Des liens non exclusifs avec l’Iran
Me tromperais-je en disant que, à l’évocation du chiisme, deux idées s’imposent à nous : d’une part celle de l’Iran, d’autre part celle d’une doctrine intransigeante, violente, rétrograde ?
La première peut en partie se justifier parce que des liens étroits et forts existent entre ce pays et la religion professée par la grande majorité de sa population, quelque 80 à 82 %. Elle n’en est pas moins erronée. Le chiisme a pris naissance en pays arabe, s’est exprimé en arabe, a ses principaux lieux saints sur un sol arabe ; ceux qui l’ont institué, dirigé, qu’il vénère et auxquels il se réfère furent des Arabes. Quelques-unes de ses grandes réalisations politiques se constituèrent loin de l’Iran et sans lui, tel le califat fatimide, né en notre actuelle Tunisie et transféré au Xe siècle au Caire où il atteignit une haute prospérité : c’est lui qui fonda la grande métropole, y ouvrit la prestigieuse université d’Al-Azhar et y construisit maints de ses plus grandioses monuments. Enfin, aujourd’hui encore, il y a un peu plus de chiites hors des frontières de la République islamique iranienne qu’en son sein : population de l’Azerbaïdjan du Caucase, ex-soviétique, importantes minorités en Inde, au Pakistan, en Syrie, au Liban, en Afghanistan, en Arabie même – pour ne pas parler de la Turquie où leur nombre n’a jamais pu être établi de façon précise, mais où ils constituent entre 15 et 40 % de la population.
La seconde idée est entièrement fausse et elle est fâcheuse : d’abord elle donne à l’Iran ce qui revient à d’autres – pensons aux talibans d’Afghanistan, aux attentats de l’Algérie – le privilège d’un islamisme pur, dur et agressif, alors qu’il est modéré dans ses doctrines en tous les sens du terme ; elle choque les chiites non iraniens, souvent parmi les plus tolérants des musulmans, parfois hostiles à la charia, la loi coranique. Certes l’Iran a adopté cette dernière et entend s’y tenir, ce qui, en face des agressions athées, laïques, marxistes ou libérales, l’oblige à se montrer autoritaire, intransigeant, voire dictatorial. Mais il y a diverses interprétations de la loi dans le chiisme – il en va de même au sein du sunnisme qui compte quatre écoles juridiques – et qui, globalement, n’en donne pas la version la plus sévère.
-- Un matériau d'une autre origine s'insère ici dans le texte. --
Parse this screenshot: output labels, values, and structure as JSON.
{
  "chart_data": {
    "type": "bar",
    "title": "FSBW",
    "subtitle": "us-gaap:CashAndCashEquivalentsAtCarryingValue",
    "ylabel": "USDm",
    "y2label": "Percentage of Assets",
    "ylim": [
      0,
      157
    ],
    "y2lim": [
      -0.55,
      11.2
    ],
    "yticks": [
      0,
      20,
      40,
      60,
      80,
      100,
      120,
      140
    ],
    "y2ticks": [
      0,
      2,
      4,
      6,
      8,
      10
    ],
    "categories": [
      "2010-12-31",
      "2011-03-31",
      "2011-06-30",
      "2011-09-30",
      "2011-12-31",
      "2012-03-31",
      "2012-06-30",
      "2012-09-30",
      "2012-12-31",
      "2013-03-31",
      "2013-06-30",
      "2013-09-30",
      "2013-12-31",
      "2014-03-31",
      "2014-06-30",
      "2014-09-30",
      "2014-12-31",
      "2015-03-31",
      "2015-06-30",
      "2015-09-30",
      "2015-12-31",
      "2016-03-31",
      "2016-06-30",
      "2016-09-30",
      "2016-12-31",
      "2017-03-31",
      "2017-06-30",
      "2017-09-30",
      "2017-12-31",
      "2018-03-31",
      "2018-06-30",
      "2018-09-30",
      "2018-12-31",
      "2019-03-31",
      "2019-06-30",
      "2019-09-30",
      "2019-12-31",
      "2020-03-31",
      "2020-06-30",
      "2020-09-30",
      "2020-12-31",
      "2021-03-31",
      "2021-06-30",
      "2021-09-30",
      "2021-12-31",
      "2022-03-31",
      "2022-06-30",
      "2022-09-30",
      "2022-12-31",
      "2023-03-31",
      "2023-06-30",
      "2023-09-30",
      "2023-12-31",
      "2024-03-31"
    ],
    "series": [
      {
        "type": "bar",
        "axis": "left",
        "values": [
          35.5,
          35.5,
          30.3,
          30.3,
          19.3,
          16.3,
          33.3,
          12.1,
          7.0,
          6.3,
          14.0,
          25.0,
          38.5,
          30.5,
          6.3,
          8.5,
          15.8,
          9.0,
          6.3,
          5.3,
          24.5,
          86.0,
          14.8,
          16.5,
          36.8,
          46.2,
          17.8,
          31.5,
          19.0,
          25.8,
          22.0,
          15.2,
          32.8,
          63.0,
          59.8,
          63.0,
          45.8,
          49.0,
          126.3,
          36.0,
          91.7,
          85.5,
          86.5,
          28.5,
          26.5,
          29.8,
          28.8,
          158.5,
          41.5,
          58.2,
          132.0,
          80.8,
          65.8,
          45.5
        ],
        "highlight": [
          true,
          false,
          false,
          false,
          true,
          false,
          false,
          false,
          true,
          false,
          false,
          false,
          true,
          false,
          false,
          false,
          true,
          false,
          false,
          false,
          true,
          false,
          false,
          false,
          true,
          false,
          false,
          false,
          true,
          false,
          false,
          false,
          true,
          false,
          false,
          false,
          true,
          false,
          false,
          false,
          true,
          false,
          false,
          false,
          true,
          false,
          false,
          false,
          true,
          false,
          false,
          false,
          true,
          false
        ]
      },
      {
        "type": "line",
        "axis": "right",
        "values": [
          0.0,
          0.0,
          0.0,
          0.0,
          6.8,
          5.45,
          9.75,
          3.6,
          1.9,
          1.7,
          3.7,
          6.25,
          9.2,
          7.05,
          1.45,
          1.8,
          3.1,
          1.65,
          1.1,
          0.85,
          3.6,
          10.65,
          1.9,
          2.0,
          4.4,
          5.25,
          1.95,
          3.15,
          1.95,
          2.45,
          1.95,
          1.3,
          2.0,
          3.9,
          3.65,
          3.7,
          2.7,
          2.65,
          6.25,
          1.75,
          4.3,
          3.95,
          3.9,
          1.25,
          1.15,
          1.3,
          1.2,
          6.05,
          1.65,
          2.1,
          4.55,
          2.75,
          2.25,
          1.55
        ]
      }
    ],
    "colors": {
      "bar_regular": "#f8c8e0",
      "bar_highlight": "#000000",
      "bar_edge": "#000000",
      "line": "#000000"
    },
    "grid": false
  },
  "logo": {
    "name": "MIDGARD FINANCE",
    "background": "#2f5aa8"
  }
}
Ensuite, le caractère de l’Iranien ne le porte pas au rigorisme : il est avant tout poète, rêveur, enthousiaste dans la joie comme dans la tristesse, prêt à exagérer tous ses sentiments et, j’oserais dire, à être volontiers laxiste – ce qui lui permet de savoir faire la part des choses, de trouver quelques arrangements avec le ciel. Quant aux excès et aux violences que l’on a observés depuis la chute du régime impérial, je ne crois pas qu’ils soient imputables au pays ou à sa religion, mais qu’ils sont inhérents à toute révolution.
Chiisme et sunnisme
Il ne saurait être question de décrire ici ce dernier : ce serait exposer toute la religion musulmane. Il suffira de rappeler que le terme est formé sur l’arabe sunna qui signifie « tradition » et implique l’acceptation de l’histoire telle qu’elle est, en rejetant toute innovation, toute déviation, en faisant passer le maintien de l’unité et de la paix interne avant la revendication de justice sociale ou l’aspiration à une religion personnelle – d’où sa méfiance envers le mysticisme. Il se fonde sur le Coran qui est livre révélé par Dieu, parole de Dieu, à suivre à la lettre, puis sur les hadith, dits et actes du Prophète, rassemblés au IXe siècle de notre ère – c’est-à-dire après que ceux qui seront les chiites se furent détachés du rameau commun –, et enfin sur la décision de la communauté adoptée par consensus général, la idjma. En ce sens et parce qu’il est majoritaire, on peut dire qu’il représente l’orthodoxie musulmane, bien que les chiites ne se considèrent pas pour autant comme schismatiques ou hétérodoxes.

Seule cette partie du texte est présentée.